Now, with the emerging influence of CNN, broadcasters could not afford to fact-check and wait. Reynolds narrated the footage as he watched it for the first time himself.
This is not live, Reynolds remembered to mention as he improvised, but it is fresh tape of the shooting, which had occurred just fifteen minutes earlier. It appeared, he observed, that press secretary Jim Brady had been struck in the head. This prompted a phone call by the anchor, on-set, to a reporter. Where is the president? The president had not yet returned to the White House. He was on the way to the hospital. Wait, the president is on the way to the hospital? Is he on his way, or is he being taken there?
After playing the tape on the air again, Reynolds signed off for the moment. There were so many unanswered questions.
“There really is nothing more that we can tell you at this point,” the ABC newsman told his audience, recapping what he knew so far. “So, that’s it. As soon as we get any more information on this we will come back on the air as quickly as we can.”
Back to the soap opera Edge of Night.
At the first all-news channel, Bernard Shaw didn’t have the luxury to break away and wait for the facts to click into place. This was exactly the kind of developing story made for CNN, the kind Reese had been waiting for—a golden opport
unity to “capture the surfers.”
Besides, CNN had nothing to break away to.
A producer tried to fight the edict to stay on the story.
“We don’t have any information,” he argued. “We don’t know anything!”
“It doesn’t make any difference,” came the order. “Get Bernie back in the chair, and get ready to go.”

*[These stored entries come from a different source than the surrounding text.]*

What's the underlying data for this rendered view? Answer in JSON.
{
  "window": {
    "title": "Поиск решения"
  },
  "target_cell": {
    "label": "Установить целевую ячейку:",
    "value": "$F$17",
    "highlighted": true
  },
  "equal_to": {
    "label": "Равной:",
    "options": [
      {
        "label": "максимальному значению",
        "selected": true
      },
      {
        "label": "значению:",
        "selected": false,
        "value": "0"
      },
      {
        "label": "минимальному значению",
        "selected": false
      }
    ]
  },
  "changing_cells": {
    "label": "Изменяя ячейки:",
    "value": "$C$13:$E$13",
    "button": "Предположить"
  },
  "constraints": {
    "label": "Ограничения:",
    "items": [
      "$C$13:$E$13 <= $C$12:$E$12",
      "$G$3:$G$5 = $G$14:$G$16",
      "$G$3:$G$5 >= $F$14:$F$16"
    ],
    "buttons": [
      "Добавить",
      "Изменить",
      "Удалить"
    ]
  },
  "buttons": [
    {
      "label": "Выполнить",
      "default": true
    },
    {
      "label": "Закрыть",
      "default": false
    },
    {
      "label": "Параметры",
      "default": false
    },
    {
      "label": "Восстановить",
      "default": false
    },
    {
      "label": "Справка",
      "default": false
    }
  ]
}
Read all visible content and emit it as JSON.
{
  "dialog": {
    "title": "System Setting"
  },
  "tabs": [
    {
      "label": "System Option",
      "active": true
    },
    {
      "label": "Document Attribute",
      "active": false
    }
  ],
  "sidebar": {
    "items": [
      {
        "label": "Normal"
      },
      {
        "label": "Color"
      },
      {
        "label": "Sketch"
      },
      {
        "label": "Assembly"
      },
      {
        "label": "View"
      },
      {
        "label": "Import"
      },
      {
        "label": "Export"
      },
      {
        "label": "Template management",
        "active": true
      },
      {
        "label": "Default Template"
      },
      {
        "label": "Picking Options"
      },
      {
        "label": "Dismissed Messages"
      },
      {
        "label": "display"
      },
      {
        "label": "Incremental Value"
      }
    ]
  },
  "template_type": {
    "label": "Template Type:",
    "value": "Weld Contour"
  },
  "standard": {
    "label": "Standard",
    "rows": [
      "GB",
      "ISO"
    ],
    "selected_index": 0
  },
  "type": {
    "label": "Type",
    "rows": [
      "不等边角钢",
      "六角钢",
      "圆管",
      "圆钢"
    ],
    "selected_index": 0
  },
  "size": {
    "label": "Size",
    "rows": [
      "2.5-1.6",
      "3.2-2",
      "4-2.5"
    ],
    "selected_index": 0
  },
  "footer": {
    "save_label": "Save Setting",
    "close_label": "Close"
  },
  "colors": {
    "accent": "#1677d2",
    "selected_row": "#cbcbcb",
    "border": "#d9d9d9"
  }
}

Nearly twenty years earlier, during the stone ages of television news, Reese had had to watch as the networks grabbed the glory during the Kennedy assassination—with nary a frame of film of the actual shooting.
Here, now, was his chance to play alongside the networks, in their league—thanks to the invention of videotape, thanks to portable cameras and satellites, thanks to this crazed lunatic of a gunman whose name no one knew yet. Thanks, most of all, to Ted Turner.
But Reese would only be sure he’d arrived completely when he gained admission to that press pool.
To him, the clubby collusion of the networks—how the existence of their troika silenced other competition—boiled his blood and embodied all that was wrong with television.
By bizarre coincidence, this was the day he planned to fire his greatest salvo in this fight to force his way into the inner sanctum. CNN had prepared a lawsuit against the White House and the networks, charging them with antitrust and violation of the First Amendment for blocking CNN from the pool. Now, because of these bullets, the suit would have to wait.6 But to prove his point, he rolled tape on that pooled video and ran a copy of it on his airwaves, anyway. “A pool for one was a pool for all.” Let the networks sue him if they weren’t happy.
Now it was Shaw’s turn to narrate that jarring video for CNN’s tiny audience, his voice competing with a cacophony of sounds—the clanking electric typewriter, bleating television monitors, agitated voices of his behind-the-scenes colleagues, working the phones, hawking the wires, in search of the latest. Details, meanwhile, dribbled in, some tiny, some large, some ultimately incorrect, all absolutely raw. That’s all we have. That’s all we know. We still don’t have that for you. Is that correct? I’m not sure what we’re getting right. Things are in a state of confusion. Chaos around the hotel. The president is okay. Press Secretary James Brady is on the ground and may not be. A Secret Service agent and a cop have been shot, too.